Crude oil price rallied by more than 2% as OPEC+ leaders made a deal with Iraq on supply cuts. There was doubt that the upcoming meeting will not take place because of supply cheating by the likes of Iraq and Nigeria.
As you recall, OPEC+ members agreed to slash production in May with the goal of rebalancing the supply and demand dynamics. In total, the members agreed to slash more than 10 million barrels per day. Since then, the daily supply cuts have been bigger than that because many oil drillers have shut down their wells.
For example, in the United States, drillers have reduced the number of active wells at the fastest rate in history. The wells stand at slightly above 200, which is lower than the more than 600 that were there in January.
The challenge for OPEC+ members has been compliance. Several countries have simply not reduced the amount of oil they produce. The worst culprits are Iraq, Nigeria, and Kazakhstan.
For example, while Iraq agreed to slash more than 929 million barrels, it actually slashed about 311 million barrels. Similarly, while Nigeria agreed to slash 365 million barrels, it cut only 87 million barrels. The same was trend with Kazakhstan and Angola.
Cheating OPEC Countries
Crude oil price rose after Saudi Arabia and Russia reached an agreement with Iraq to stop shirking its cuts.
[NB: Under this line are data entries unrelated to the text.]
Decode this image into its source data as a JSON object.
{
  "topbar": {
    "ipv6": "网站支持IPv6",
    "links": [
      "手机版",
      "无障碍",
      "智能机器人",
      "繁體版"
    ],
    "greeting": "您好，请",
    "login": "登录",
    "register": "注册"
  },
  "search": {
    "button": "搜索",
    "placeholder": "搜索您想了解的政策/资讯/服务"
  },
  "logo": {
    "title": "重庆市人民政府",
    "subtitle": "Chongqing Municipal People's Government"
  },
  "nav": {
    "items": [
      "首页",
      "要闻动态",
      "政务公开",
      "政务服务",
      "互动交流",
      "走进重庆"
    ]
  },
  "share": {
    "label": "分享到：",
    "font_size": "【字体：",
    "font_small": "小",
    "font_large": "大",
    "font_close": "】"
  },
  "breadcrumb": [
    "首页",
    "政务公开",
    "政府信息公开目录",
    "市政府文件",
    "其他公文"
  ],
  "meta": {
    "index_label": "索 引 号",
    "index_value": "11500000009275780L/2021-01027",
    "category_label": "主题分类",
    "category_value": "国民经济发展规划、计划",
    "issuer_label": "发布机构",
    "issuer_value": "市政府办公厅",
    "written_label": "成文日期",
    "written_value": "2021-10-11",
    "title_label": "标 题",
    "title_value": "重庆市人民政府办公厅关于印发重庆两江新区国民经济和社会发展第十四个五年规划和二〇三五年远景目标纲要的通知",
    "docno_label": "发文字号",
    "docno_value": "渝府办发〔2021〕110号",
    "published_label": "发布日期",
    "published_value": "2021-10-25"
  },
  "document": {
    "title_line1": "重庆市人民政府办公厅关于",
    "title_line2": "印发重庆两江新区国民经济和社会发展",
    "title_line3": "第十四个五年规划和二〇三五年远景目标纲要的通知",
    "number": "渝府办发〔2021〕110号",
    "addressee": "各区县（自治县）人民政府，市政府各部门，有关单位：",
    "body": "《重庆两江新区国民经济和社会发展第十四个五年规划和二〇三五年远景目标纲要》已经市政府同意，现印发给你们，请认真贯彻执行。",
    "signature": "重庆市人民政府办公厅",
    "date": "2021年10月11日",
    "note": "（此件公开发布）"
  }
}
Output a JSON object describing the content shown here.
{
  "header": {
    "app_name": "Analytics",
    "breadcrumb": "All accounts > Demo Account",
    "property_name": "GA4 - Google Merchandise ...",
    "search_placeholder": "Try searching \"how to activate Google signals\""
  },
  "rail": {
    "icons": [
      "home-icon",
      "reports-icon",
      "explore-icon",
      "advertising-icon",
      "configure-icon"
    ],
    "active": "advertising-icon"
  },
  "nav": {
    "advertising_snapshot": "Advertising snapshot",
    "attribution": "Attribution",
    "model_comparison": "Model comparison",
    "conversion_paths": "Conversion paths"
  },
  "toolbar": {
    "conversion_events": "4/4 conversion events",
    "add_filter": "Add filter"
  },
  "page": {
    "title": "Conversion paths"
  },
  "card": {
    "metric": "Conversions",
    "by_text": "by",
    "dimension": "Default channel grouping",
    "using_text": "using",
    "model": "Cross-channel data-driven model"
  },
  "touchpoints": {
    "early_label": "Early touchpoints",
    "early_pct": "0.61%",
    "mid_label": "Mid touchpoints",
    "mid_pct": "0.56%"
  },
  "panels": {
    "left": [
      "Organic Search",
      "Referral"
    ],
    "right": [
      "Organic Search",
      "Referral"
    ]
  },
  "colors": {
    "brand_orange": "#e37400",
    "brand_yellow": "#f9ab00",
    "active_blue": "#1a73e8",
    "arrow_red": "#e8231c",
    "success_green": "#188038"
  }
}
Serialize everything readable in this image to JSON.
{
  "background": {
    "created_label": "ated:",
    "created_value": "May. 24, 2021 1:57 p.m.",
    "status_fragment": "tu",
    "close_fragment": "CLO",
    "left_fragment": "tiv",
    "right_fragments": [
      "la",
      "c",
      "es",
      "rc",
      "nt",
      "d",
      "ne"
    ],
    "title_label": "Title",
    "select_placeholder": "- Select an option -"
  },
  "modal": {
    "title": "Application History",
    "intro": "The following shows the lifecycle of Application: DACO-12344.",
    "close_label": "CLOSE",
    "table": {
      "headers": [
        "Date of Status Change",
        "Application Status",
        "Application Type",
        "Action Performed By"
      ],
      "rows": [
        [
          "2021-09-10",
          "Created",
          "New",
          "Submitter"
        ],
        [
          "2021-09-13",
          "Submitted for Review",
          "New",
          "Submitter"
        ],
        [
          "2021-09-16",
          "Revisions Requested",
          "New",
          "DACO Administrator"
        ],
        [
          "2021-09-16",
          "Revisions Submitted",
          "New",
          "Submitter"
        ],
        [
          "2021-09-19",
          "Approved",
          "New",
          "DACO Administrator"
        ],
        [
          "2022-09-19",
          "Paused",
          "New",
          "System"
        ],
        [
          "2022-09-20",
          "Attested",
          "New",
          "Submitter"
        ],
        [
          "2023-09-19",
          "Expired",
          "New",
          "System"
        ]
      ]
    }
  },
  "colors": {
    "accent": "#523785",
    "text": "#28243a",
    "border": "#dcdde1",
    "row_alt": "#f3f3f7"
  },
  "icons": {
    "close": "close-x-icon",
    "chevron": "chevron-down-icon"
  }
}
The country agreed to compensate for the oil that it exported. Still, the biggest challenge will be whether these countries will be compelled to comply. This is because in the past, they have all been accused of not complying to the deals.
The members will now meet tomorrow to deliberate on the supply cuts. According to Bloomberg, they have all agreed to slash production for several more months. The amount of these cuts will start declining in the coming months.
The bigger problem for crude oil price
The biggest problem for OPEC is that higher oil prices will incentivize ailing American shale producers to come back to the market. Extremely low oil prices would have forced more companies into bankrupt. Among the biggest names to consider bankruptcy was Chesapeake Energy.
Other companies that filed for bankruptcy like Diamondback and Whiting Petroleum have said that they will return to the market if oil prices stabilize. According to Fitch, lower oil prices would have led to a default of junk bonds worth more than $43 billion.
Therefore, as American shale producers come back online, it will lead to more supplies at a time when demand is crawling back to life. This will in turn affect crude oil price.
Brent crude oil price has been in an upward trend and is now trading at $41. On the daily chart, the price has just moved above the 100-day exponential moving averages and is slightly below the 50% Fibonacci retracement level. The RSI has just moved above the overbought level of 70, which implies that the price may continue rallying because it is not extremely overbought. Therefore, the rally may continue as bulls attempt to test the 50% retracement at $43.55.
On the flip side, a move below $37.38 will invalidate this trend. This price is below the psychological level of $40 and is along the 38.2% retracement.